Regungs- und emotionslos nahm er das Geschehen und die Hiobsbotschaften, die nur so auf ihn einregneten, zu Kenntnis. Was wohl in ihm vorgegangen sein mag, hat er das Sturmgewitter kommen sehen? Für einen Trainer, dessen Mannschaft gerade dabei war, schwer unter die Räder zu geraten, nahm Tito Vilanova die Ereignisse des gestrigen Abends mit beachtenswerter Fassung. Das gestrige 0:4 Debakel gegen die Bayern ist für viele Fans Anlass genug, alles und jeden in Frage zu stellen, angefangen bei dem Trainer, den Spielern bis hin zu Sandro Rosell. Unter dem Eindruck der Niederlage wird das Augenmerk darauf gelegt, was Barça nicht hat oder nicht kann. Diese resignierende Haltung ist sicherlich verständlich in Anbetracht einer solchen Schmach, aber man darf es sich nicht allzu leicht machen. Das ist unser Trainer, es sind unsere Spieler und unser Verein, der über eine einzigartige Identität, ein einzigartiges Selbstverständnis verfügt. Bei allem Tatendrang muss dieser Identitätskern erhalten bleiben! Ansonsten verliert der FC Barcelona jenes Gut, für das er jahrzehntelang gekämpft hat: Die Magie.
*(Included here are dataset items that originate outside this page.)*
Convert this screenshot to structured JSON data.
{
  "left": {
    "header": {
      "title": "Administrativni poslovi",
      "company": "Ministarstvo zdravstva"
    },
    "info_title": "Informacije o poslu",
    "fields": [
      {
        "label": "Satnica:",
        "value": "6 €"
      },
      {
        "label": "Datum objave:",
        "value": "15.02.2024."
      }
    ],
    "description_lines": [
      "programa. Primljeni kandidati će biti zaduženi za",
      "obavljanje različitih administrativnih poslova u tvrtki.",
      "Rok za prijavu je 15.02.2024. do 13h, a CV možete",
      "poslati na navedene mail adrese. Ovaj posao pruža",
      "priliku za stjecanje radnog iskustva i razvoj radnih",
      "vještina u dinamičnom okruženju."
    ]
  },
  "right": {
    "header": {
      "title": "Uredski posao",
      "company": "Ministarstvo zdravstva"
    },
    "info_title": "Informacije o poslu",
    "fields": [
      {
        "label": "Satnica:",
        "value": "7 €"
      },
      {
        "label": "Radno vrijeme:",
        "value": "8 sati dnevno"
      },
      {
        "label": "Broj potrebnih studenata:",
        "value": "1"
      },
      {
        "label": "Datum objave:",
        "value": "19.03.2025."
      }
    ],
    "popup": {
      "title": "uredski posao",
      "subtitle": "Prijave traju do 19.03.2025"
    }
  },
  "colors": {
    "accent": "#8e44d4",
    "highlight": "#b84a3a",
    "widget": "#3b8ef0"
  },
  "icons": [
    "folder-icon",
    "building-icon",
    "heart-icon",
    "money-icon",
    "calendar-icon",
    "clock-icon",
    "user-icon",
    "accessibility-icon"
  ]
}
Nachfolgend werden einige der potenziellen Defizite benannt und mögliche Lösungen angesprochen. Die Abhandlung erhebt keinen Anspruch auf Vollständigkeit, sondern möchte nur als Aufhänger für weitergehende Diskussionen dienen.

Angriffspressing eine Lösung?

Bereits kurz nach dem Abpfiff wurden Stimmen laut, die sich eine Rückbesinnung auf das starke Angriffspressing der Vergangenheit wünschen – ein zentrales Element des totaalvoetbal, das unter Guardiola seinen Höhepunkt erreicht hat und in dieser Saison stark reduziert wurde. Die Motive für diese Entscheidung können vielfältig sein, am wahrscheinlichsten aber ist, dass diese Spielart mit starken Verschleißerscheinungen zu kämpfen hatte. José Mourinho hat mit seinen Madrilenen gezeigt, wie man sich des katalanischen Angriffspressings entzieht; und zwar dergestalt, dass man sich gar nicht erst auf das Risiko eines Spielaufbaus aus der Abwehr heraus einlässt. Die Sechser orientieren sich nach vorne und versuchen erst gar nicht, den Abwehrspielern eine Fortsetzung im gepflegten Spielaufbau zu vermitteln, sondern haben die Eroberung des ersten oder zweiten Balles im Sinn, nachdem dieser hoch hinaus aus dem eigenen Spielfelddrittel geschlagen worden ist. Auch bei den Bayern hatte ein Angriffspressing kaum einen Anknüpfungspunkt. Sobald die Abwehrspieler das Gefühl hatten, in zu große Bedrängnis zu geraten – das Angriffspressing des FC Barcelona war verglichen mit den letzten Jahren schwach ausgeprägt -, wurde der Ball einfach nach vorne geschlagen, wohlwissend, dass ihre Spieler und insbesondere die beiden Sechser bereits in der Position sind, um eine schnelle Rückeroberung der Hoheitsgewalt über den Ball zu erreichen. Des Weiteren ergaben sich in der Vergangenheit aus einem fehlgeschlagenen Angriffspressing Unterzahlsituationen, die nur mit Glück und Valdés glimpflich ausgegangen sind.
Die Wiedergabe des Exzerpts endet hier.